The Butzer-Endfield article is an introduction to a group of papers that offer case studies of archaeological examples of societal collapse (all are available for free). Examples range from Maya to Cyprus to Norse Greenland. None of the papers consider the prehistoric peoples of southeastern North America. But they’re still instructive for those of us interested in Georgia archaeology.

Still, if we stick to sustainability, that is a reaction to sociopolitical stress rather than the more specific societal collapse, Butzer and Endfield do point us to how the case studies they’re introducing can help us understand how societies may react to the global climate change presently underway. They note in their paper’s abstract:

Response to environmental crises of the last millennium varied greatly according to place and time but drew from traditional knowledge to evaluate new information or experiment with increasing flexibility, even if modernization or intensification were decentralized and protracted. Longer-term diachronic* experience offers insight into how societies have dealt with acute stress, a more instructive perspective for the future than is offered by apocalyptic scenarios. (p. 3628)

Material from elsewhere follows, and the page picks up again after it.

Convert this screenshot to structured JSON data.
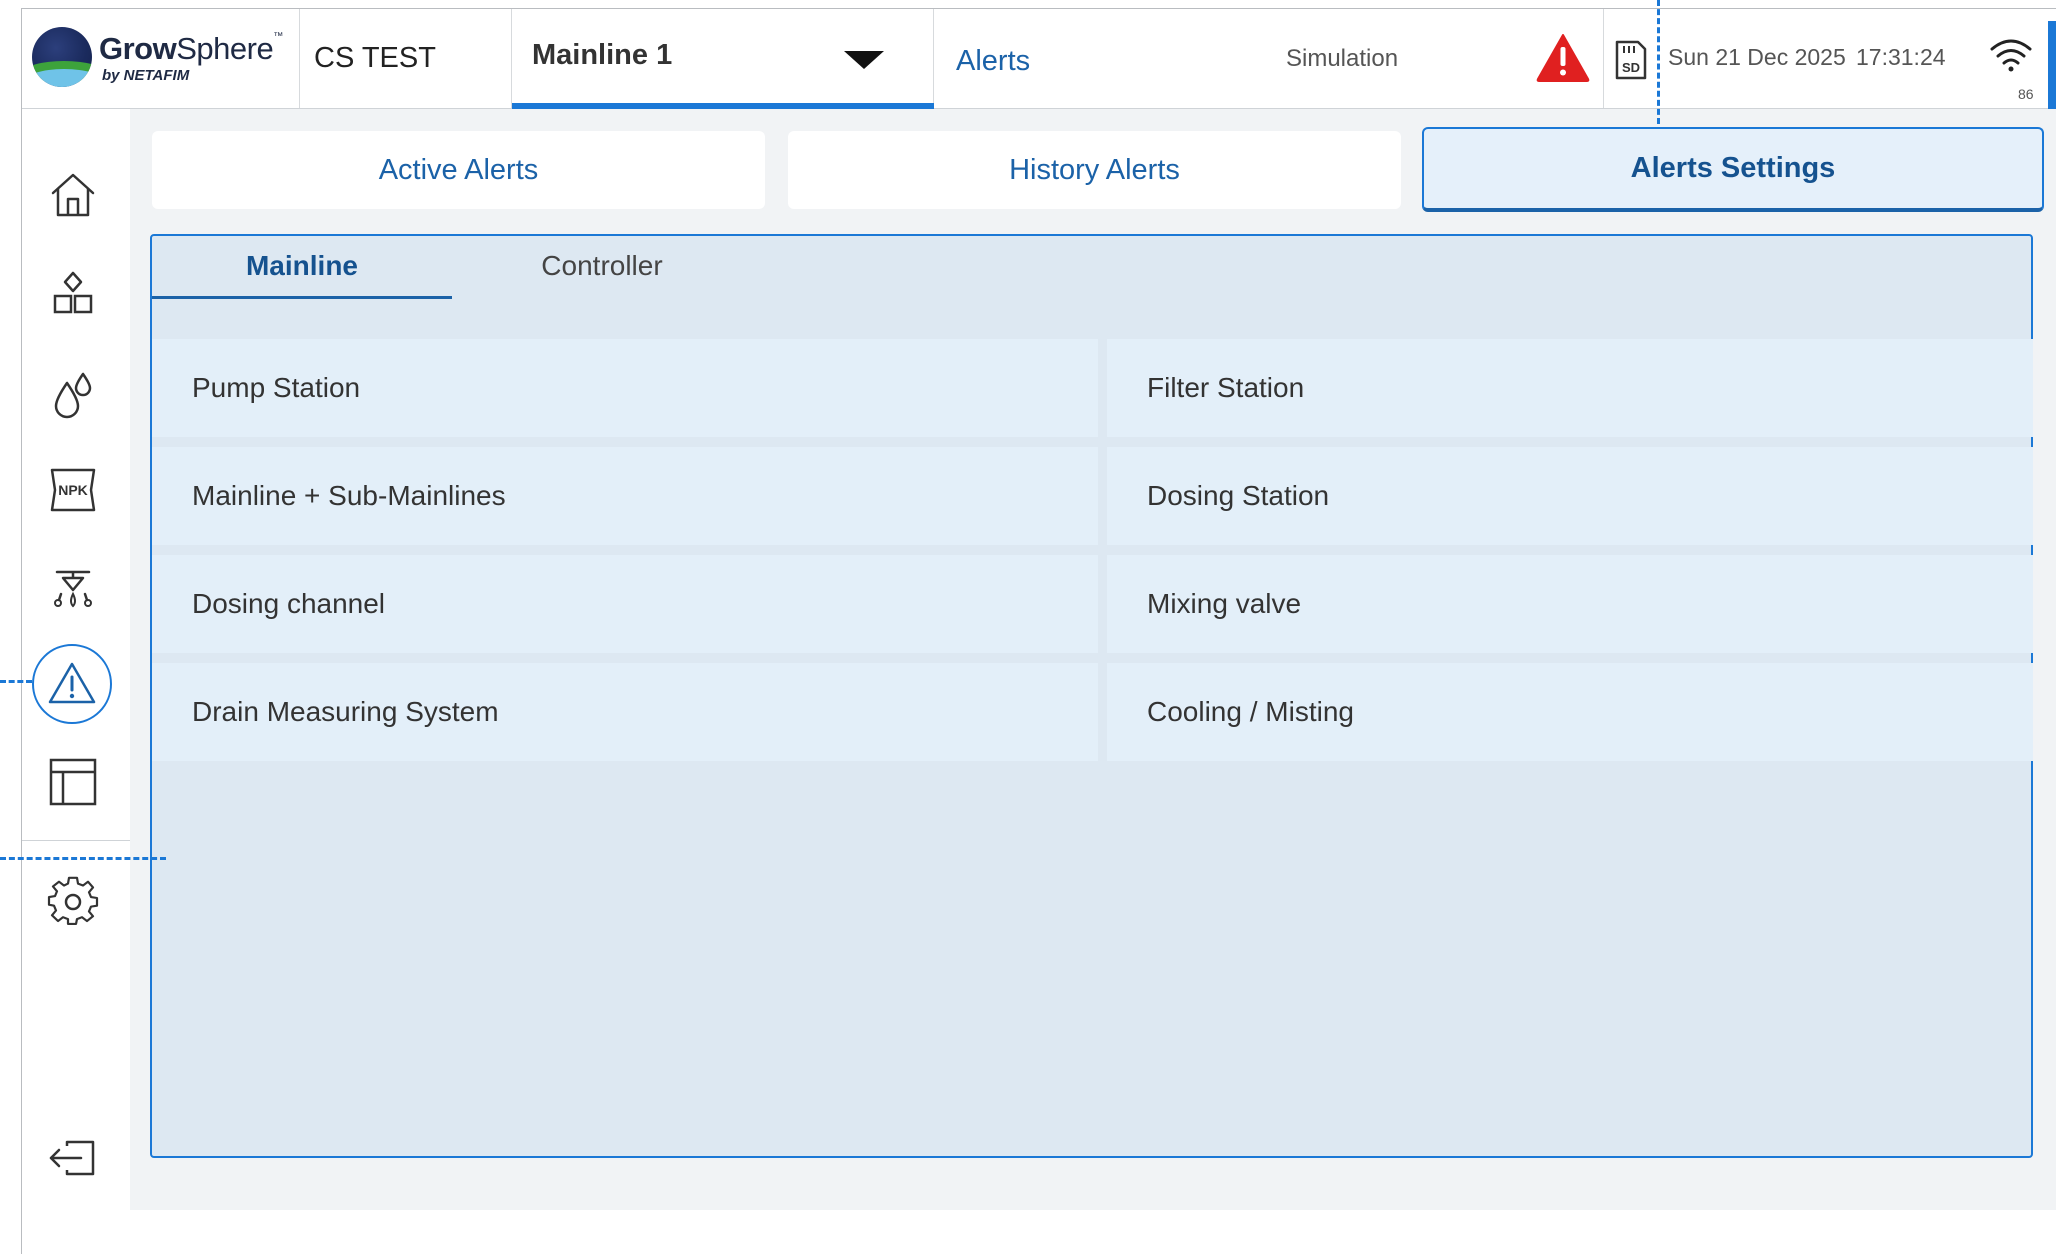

Figure 1 of Butzer’s 2012 article in the Proceedings of the National Academy of Sciences, 2012, vol. 109, no. 10, pp. 3632-3639; available online here for free. Click here to view a larger version of this diagram. Original title: A conceptual model for historical collapse, situating the variables and processes of stress and interaction discussed in the text. Timescales range from multidecadal to centennial. Alternate pathways point to important qualities of resilience. Red superscripts identify stages that are elaborated by blue subscripts. Environmental components (red within boxes) are secondary to sociopolitical factors.

As Butzer and Endfield make clear, we can marshall diverse efforts toward effective remedial action through multidisciplinary, collaborative research that avoid what they call “oversimplified causal correlations” (p. 3628) that explain global climate change. They continue, noting that “culture, perception, and behavior condition how societies will interact with their environments or define their priorities” (p. 3628). Key concepts for these studies include “environmental history, land-use change, institutional structures, resilience, and sustainability” (p. 3628). And, as Dr. Butzer notes in the abstract of his own article in this series, “Collapse, environment, and society” (Proceedings of the National Academy of Sciences, 2012, vol. 109, no. 10, pp. 3632-3639; available online here for free), “resilience and readaptation depend on identified options, improved understanding, cultural solidarity, enlightened leadership, and opportunities for participation and fresh ideas” (p. 3632).

* Diachronic means change over time; opposite is synchronic.